The Equine Specialist should ask questions that are horse centered as is demonstrated by PA Riley. They should be sure not to attach their own meanings to the horses actions (Self, from SPUDS). The mental health professional can suggest possible reasons for an action by horse or person as demonstrated by Dr. Meredith.
The veteran has transitioned to war, the cross rails representing the transition. He is at the "war" barrel- he has written his concerns about what will happen when he goes home, what emotions that he is experiencing such as anxiety of adjusting and fear that his support systems wouldn't be there. The horse represents his "family".
Reminder: this is a mock exercise, demonstrating how to process an EAP and topics that may come up.
Carmen Meredith PhD and USAF Veteran, and Sahika Riley MPAS PA-C USAF veteran continue to process out the exercise.
The veteran has transitioned to war and back, the cross rails representing the transition. They talk more about helping him with his support systems and reintegration. (The horse represents his "family".)
Reminder: this is a mock exercise, demonstrating how to process an EAP and topics that may come up.
Note: In this exercise the mental health professional has a wireless microphone on, when she steps away, the participant cannot hear what she is saying to you- the class participant.
The exercise: Boundaries
What is the symptom that most affects you? Written on ground poles - Can be more than one
Who is it affecting around you the most? Written on duct tape on the horse
The cone is 'safety'
Do our symptoms set our 'boundaries'?
Veterans may follow boundaries or rules strictly. Why? Have you seen this?
Metaphors- why are they powerful?
Coping skills that may be brought up in session two? Session three?

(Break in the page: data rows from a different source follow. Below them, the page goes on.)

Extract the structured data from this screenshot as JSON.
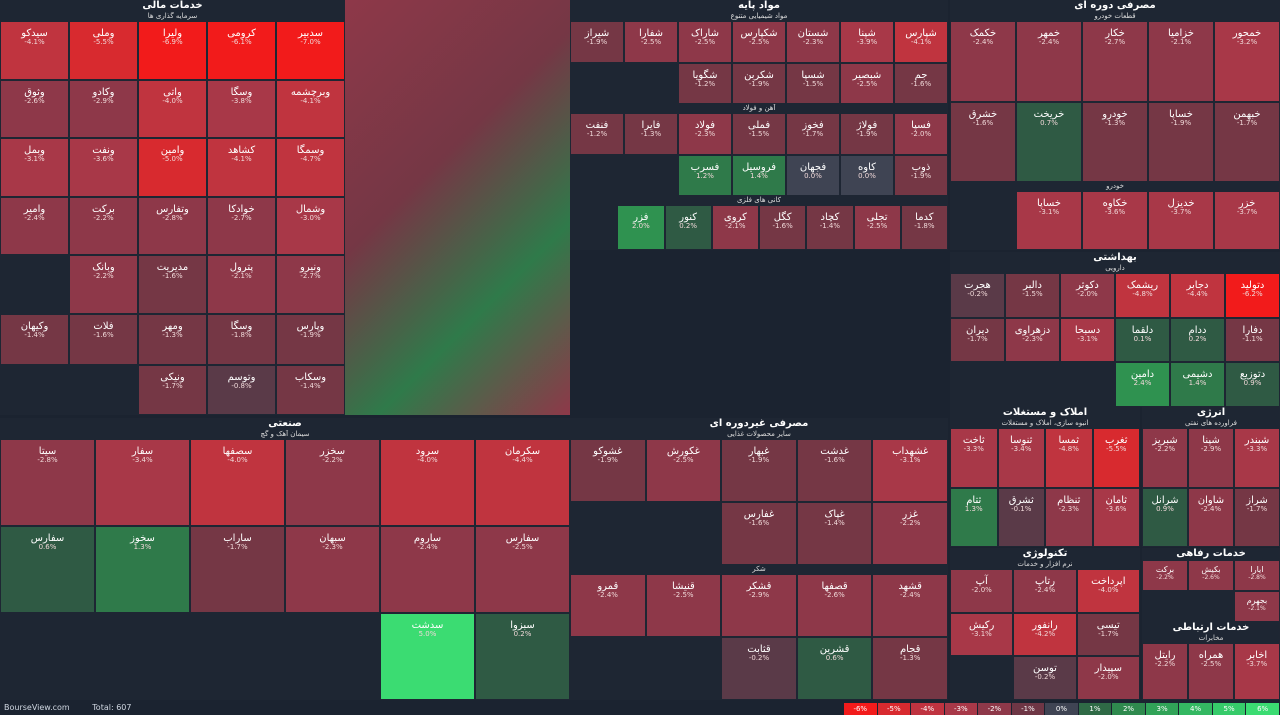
{
  "footer": {
    "site": "BourseView.com",
    "total": "Total: 607"
  },
  "legend": [
    {
      "label": "-6%",
      "color": "#f21b1b"
    },
    {
      "label": "-5%",
      "color": "#d82a2f"
    },
    {
      "label": "-4%",
      "color": "#bf3340"
    },
    {
      "label": "-3%",
      "color": "#a83848"
    },
    {
      "label": "-2%",
      "color": "#8e3849"
    },
    {
      "label": "-1%",
      "color": "#6e3645"
    },
    {
      "label": "0%",
      "color": "#3f4453"
    },
    {
      "label": "1%",
      "color": "#2f6a46"
    },
    {
      "label": "2%",
      "color": "#2f8a4e"
    },
    {
      "label": "3%",
      "color": "#31a358"
    },
    {
      "label": "4%",
      "color": "#34b862"
    },
    {
      "label": "5%",
      "color": "#36cb6a"
    },
    {
      "label": "6%",
      "color": "#3bdc72"
    }
  ],
  "sections": [
    {
      "title": "خدمات مالی",
      "subs": [
        {
          "title": "سرمایه گذاری ها",
          "tiles": [
            {
              "s": "سدبیر",
              "p": "-7.0%"
            },
            {
              "s": "کرومی",
              "p": "-6.1%"
            },
            {
              "s": "ولیرا",
              "p": "-6.9%"
            },
            {
              "s": "وملی",
              "p": "-5.5%"
            },
            {
              "s": "سیدکو",
              "p": "-4.1%"
            },
            {
              "s": "وبرچشمه",
              "p": "-4.1%"
            },
            {
              "s": "وسگا",
              "p": "-3.8%"
            },
            {
              "s": "واتی",
              "p": "-4.0%"
            },
            {
              "s": "وکادو",
              "p": "-2.9%"
            },
            {
              "s": "وثوق",
              "p": "-2.6%"
            },
            {
              "s": "وسمگا",
              "p": "-4.7%"
            },
            {
              "s": "کشاهد",
              "p": "-4.1%"
            },
            {
              "s": "وامین",
              "p": "-5.0%"
            },
            {
              "s": "ونفت",
              "p": "-3.6%"
            },
            {
              "s": "وبمل",
              "p": "-3.1%"
            },
            {
              "s": "وشمال",
              "p": "-3.0%"
            },
            {
              "s": "خوادکا",
              "p": "-2.7%"
            },
            {
              "s": "وتفارس",
              "p": "-2.8%"
            },
            {
              "s": "برکت",
              "p": "-2.2%"
            },
            {
              "s": "وامیر",
              "p": "-2.4%"
            },
            {
              "s": "ونیرو",
              "p": "-2.7%"
            },
            {
              "s": "پترول",
              "p": "-2.1%"
            },
            {
              "s": "مدیریت",
              "p": "-1.6%"
            },
            {
              "s": "وبانک",
              "p": "-2.2%"
            }
          ]
        },
        {
          "title": "",
          "tiles": [
            {
              "s": "وپارس",
              "p": "-1.9%"
            },
            {
              "s": "وسگا",
              "p": "-1.8%"
            },
            {
              "s": "ومهر",
              "p": "-1.3%"
            },
            {
              "s": "فلات",
              "p": "-1.6%"
            },
            {
              "s": "وکیهان",
              "p": "-1.4%"
            },
            {
              "s": "وسکاب",
              "p": "-1.4%"
            },
            {
              "s": "وتوسم",
              "p": "-0.8%"
            },
            {
              "s": "ونیکی",
              "p": "-1.7%"
            }
          ]
        }
      ]
    },
    {
      "title": "مواد پایه",
      "subs": [
        {
          "title": "مواد شیمیایی متنوع",
          "tiles": [
            {
              "s": "شپارس",
              "p": "-4.1%"
            },
            {
              "s": "شپنا",
              "p": "-3.9%"
            },
            {
              "s": "شستان",
              "p": "-2.3%"
            },
            {
              "s": "شکپارس",
              "p": "-2.5%"
            },
            {
              "s": "شاراک",
              "p": "-2.5%"
            },
            {
              "s": "شفارا",
              "p": "-2.5%"
            },
            {
              "s": "شیراز",
              "p": "-1.9%"
            },
            {
              "s": "جم",
              "p": "-1.6%"
            },
            {
              "s": "شبصیر",
              "p": "-2.5%"
            },
            {
              "s": "شسپا",
              "p": "-1.5%"
            },
            {
              "s": "شکربن",
              "p": "-1.9%"
            },
            {
              "s": "شگویا",
              "p": "-1.2%"
            }
          ]
        },
        {
          "title": "آهن و فولاد",
          "tiles": [
            {
              "s": "فسپا",
              "p": "-2.0%"
            },
            {
              "s": "فولاژ",
              "p": "-1.9%"
            },
            {
              "s": "فخوز",
              "p": "-1.7%"
            },
            {
              "s": "فملی",
              "p": "-1.5%"
            },
            {
              "s": "فولاد",
              "p": "-2.3%"
            },
            {
              "s": "فایرا",
              "p": "-1.3%"
            },
            {
              "s": "فنفت",
              "p": "-1.2%"
            },
            {
              "s": "ذوب",
              "p": "-1.9%"
            },
            {
              "s": "کاوه",
              "p": "0.0%"
            },
            {
              "s": "فجهان",
              "p": "0.0%"
            },
            {
              "s": "فروسیل",
              "p": "1.4%"
            },
            {
              "s": "فسرب",
              "p": "1.2%"
            }
          ]
        },
        {
          "title": "کانی های فلزی",
          "tiles": [
            {
              "s": "کدما",
              "p": "-1.8%"
            },
            {
              "s": "تجلی",
              "p": "-2.5%"
            },
            {
              "s": "کچاد",
              "p": "-1.4%"
            },
            {
              "s": "کگل",
              "p": "-1.6%"
            },
            {
              "s": "کروی",
              "p": "-2.1%"
            },
            {
              "s": "کنور",
              "p": "0.2%"
            },
            {
              "s": "فزر",
              "p": "2.0%"
            }
          ]
        }
      ]
    },
    {
      "title": "مصرفی دوره ای",
      "subs": [
        {
          "title": "قطعات خودرو",
          "tiles": [
            {
              "s": "خمحور",
              "p": "-3.2%"
            },
            {
              "s": "خزامیا",
              "p": "-2.1%"
            },
            {
              "s": "خکار",
              "p": "-2.7%"
            },
            {
              "s": "خمهر",
              "p": "-2.4%"
            },
            {
              "s": "خکمک",
              "p": "-2.4%"
            },
            {
              "s": "خبهمن",
              "p": "-1.7%"
            },
            {
              "s": "خساپا",
              "p": "-1.9%"
            },
            {
              "s": "خودرو",
              "p": "-1.3%"
            },
            {
              "s": "خریخت",
              "p": "0.7%"
            },
            {
              "s": "خشرق",
              "p": "-1.6%"
            }
          ]
        },
        {
          "title": "خودرو",
          "tiles": [
            {
              "s": "خزر",
              "p": "-3.7%"
            },
            {
              "s": "خدیزل",
              "p": "-3.7%"
            },
            {
              "s": "خکاوه",
              "p": "-3.6%"
            },
            {
              "s": "خساپا",
              "p": "-3.1%"
            }
          ]
        }
      ]
    },
    {
      "title": "بهداشتی",
      "subs": [
        {
          "title": "دارویی",
          "tiles": [
            {
              "s": "دتولید",
              "p": "-6.2%"
            },
            {
              "s": "دجابر",
              "p": "-4.4%"
            },
            {
              "s": "ریشمک",
              "p": "-4.8%"
            },
            {
              "s": "دکوثر",
              "p": "-2.0%"
            },
            {
              "s": "دالبر",
              "p": "-1.5%"
            },
            {
              "s": "هجرت",
              "p": "-0.2%"
            },
            {
              "s": "دفارا",
              "p": "-1.1%"
            },
            {
              "s": "ددام",
              "p": "0.2%"
            },
            {
              "s": "دلقما",
              "p": "0.1%"
            },
            {
              "s": "دسبحا",
              "p": "-3.1%"
            },
            {
              "s": "دزهراوی",
              "p": "-2.3%"
            },
            {
              "s": "دیران",
              "p": "-1.7%"
            },
            {
              "s": "دتوزیع",
              "p": "0.9%"
            },
            {
              "s": "دشیمی",
              "p": "1.4%"
            },
            {
              "s": "دامین",
              "p": "2.4%"
            }
          ]
        }
      ]
    },
    {
      "title": "صنعتی",
      "subs": [
        {
          "title": "سیمان آهک و گچ",
          "tiles": [
            {
              "s": "سکرمان",
              "p": "-4.4%"
            },
            {
              "s": "سرود",
              "p": "-4.0%"
            },
            {
              "s": "سخزر",
              "p": "-2.2%"
            },
            {
              "s": "سصفها",
              "p": "-4.0%"
            },
            {
              "s": "سفار",
              "p": "-3.4%"
            },
            {
              "s": "سیتا",
              "p": "-2.8%"
            },
            {
              "s": "سفارس",
              "p": "-2.5%"
            },
            {
              "s": "ساروم",
              "p": "-2.4%"
            },
            {
              "s": "سبهان",
              "p": "-2.3%"
            },
            {
              "s": "ساراب",
              "p": "-1.7%"
            },
            {
              "s": "سخوز",
              "p": "1.3%"
            },
            {
              "s": "سفارس",
              "p": "0.6%"
            },
            {
              "s": "سبزوا",
              "p": "0.2%"
            },
            {
              "s": "سدشت",
              "p": "5.0%"
            }
          ]
        }
      ]
    },
    {
      "title": "مصرفی غیردوره ای",
      "subs": [
        {
          "title": "سایر محصولات غذایی",
          "tiles": [
            {
              "s": "غشهداب",
              "p": "-3.1%"
            },
            {
              "s": "غدشت",
              "p": "-1.6%"
            },
            {
              "s": "غبهار",
              "p": "-1.9%"
            },
            {
              "s": "غکورش",
              "p": "-2.5%"
            },
            {
              "s": "غشوکو",
              "p": "-1.9%"
            },
            {
              "s": "غزر",
              "p": "-2.2%"
            },
            {
              "s": "غپاک",
              "p": "-1.4%"
            },
            {
              "s": "غفارس",
              "p": "-1.6%"
            }
          ]
        },
        {
          "title": "شکر",
          "tiles": [
            {
              "s": "قشهد",
              "p": "-2.4%"
            },
            {
              "s": "قصفها",
              "p": "-2.6%"
            },
            {
              "s": "قشکر",
              "p": "-2.9%"
            },
            {
              "s": "قنیشا",
              "p": "-2.5%"
            },
            {
              "s": "قمرو",
              "p": "-2.4%"
            },
            {
              "s": "قجام",
              "p": "-1.3%"
            },
            {
              "s": "قشرین",
              "p": "0.6%"
            },
            {
              "s": "قثابت",
              "p": "-0.2%"
            }
          ]
        }
      ]
    },
    {
      "title": "املاک و مستغلات",
      "subs": [
        {
          "title": "انبوه سازی، املاک و مستغلات",
          "tiles": [
            {
              "s": "ثغرب",
              "p": "-5.5%"
            },
            {
              "s": "ثمسا",
              "p": "-4.8%"
            },
            {
              "s": "ثنوسا",
              "p": "-3.4%"
            },
            {
              "s": "ثاخت",
              "p": "-3.3%"
            },
            {
              "s": "ثامان",
              "p": "-3.6%"
            },
            {
              "s": "ثنظام",
              "p": "-2.3%"
            },
            {
              "s": "ثشرق",
              "p": "-0.1%"
            },
            {
              "s": "ثتام",
              "p": "1.3%"
            }
          ]
        }
      ]
    },
    {
      "title": "انرژی",
      "subs": [
        {
          "title": "فراورده های نفتی",
          "tiles": [
            {
              "s": "شبندر",
              "p": "-3.3%"
            },
            {
              "s": "شپنا",
              "p": "-2.9%"
            },
            {
              "s": "شبریز",
              "p": "-2.2%"
            },
            {
              "s": "شراز",
              "p": "-1.7%"
            },
            {
              "s": "شاوان",
              "p": "-2.4%"
            },
            {
              "s": "شرانل",
              "p": "0.9%"
            }
          ]
        }
      ]
    },
    {
      "title": "تکنولوژی",
      "subs": [
        {
          "title": "نرم افزار و خدمات",
          "tiles": [
            {
              "s": "اپرداخت",
              "p": "-4.0%"
            },
            {
              "s": "رتاپ",
              "p": "-2.4%"
            },
            {
              "s": "آپ",
              "p": "-2.0%"
            },
            {
              "s": "تیسی",
              "p": "-1.7%"
            },
            {
              "s": "رانفور",
              "p": "-4.2%"
            },
            {
              "s": "رکیش",
              "p": "-3.1%"
            },
            {
              "s": "سپیدار",
              "p": "-2.0%"
            },
            {
              "s": "توسن",
              "p": "-0.2%"
            }
          ]
        }
      ]
    },
    {
      "title": "خدمات رفاهی",
      "subs": [
        {
          "title": "",
          "tiles": [
            {
              "s": "ایارا",
              "p": "-2.8%"
            },
            {
              "s": "بکیش",
              "p": "-2.6%"
            },
            {
              "s": "برکت",
              "p": "-2.2%"
            },
            {
              "s": "بجهرم",
              "p": "-2.1%"
            }
          ]
        }
      ]
    },
    {
      "title": "خدمات ارتباطی",
      "subs": [
        {
          "title": "مخابرات",
          "tiles": [
            {
              "s": "اخابر",
              "p": "-3.7%"
            },
            {
              "s": "همراه",
              "p": "-2.5%"
            },
            {
              "s": "رایتل",
              "p": "-2.2%"
            }
          ]
        }
      ]
    }
  ]
}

Sahika Riley is Physician Assistant (PA-C) who is a 9-1/2 year Veteran of the United States Air Force. She is currently completing her PhD in Integrative Medicine. She served overseas during Desert Storm as a Communication/Navigation system specialist for the A-10 aircraft. She spent her second half of her military career as a Physician Assistant in Family Medicine and Internal Medicine. She holds both a Masters Degree in Physician Assistant Studies with a specialty in Family Medicine and a Bachelor in Medicine from University of Nebraska.
She brings to her position over 18 years in clinical practice in multiple fields of medicine. She has held faculty positions as Senior Instructor, Assistant Professor and Director of Clinical Education at Arizona School of Health Sciences, a Division of Kirksville College of Osteopathic Medicine. She has held faculty positions as Assistant Professor at Midwestern University, AZ, and Touro University, NV. She taught numerous courses from Internal Medicine to Psychiatry, and has received numerous awards for her teaching qualifications.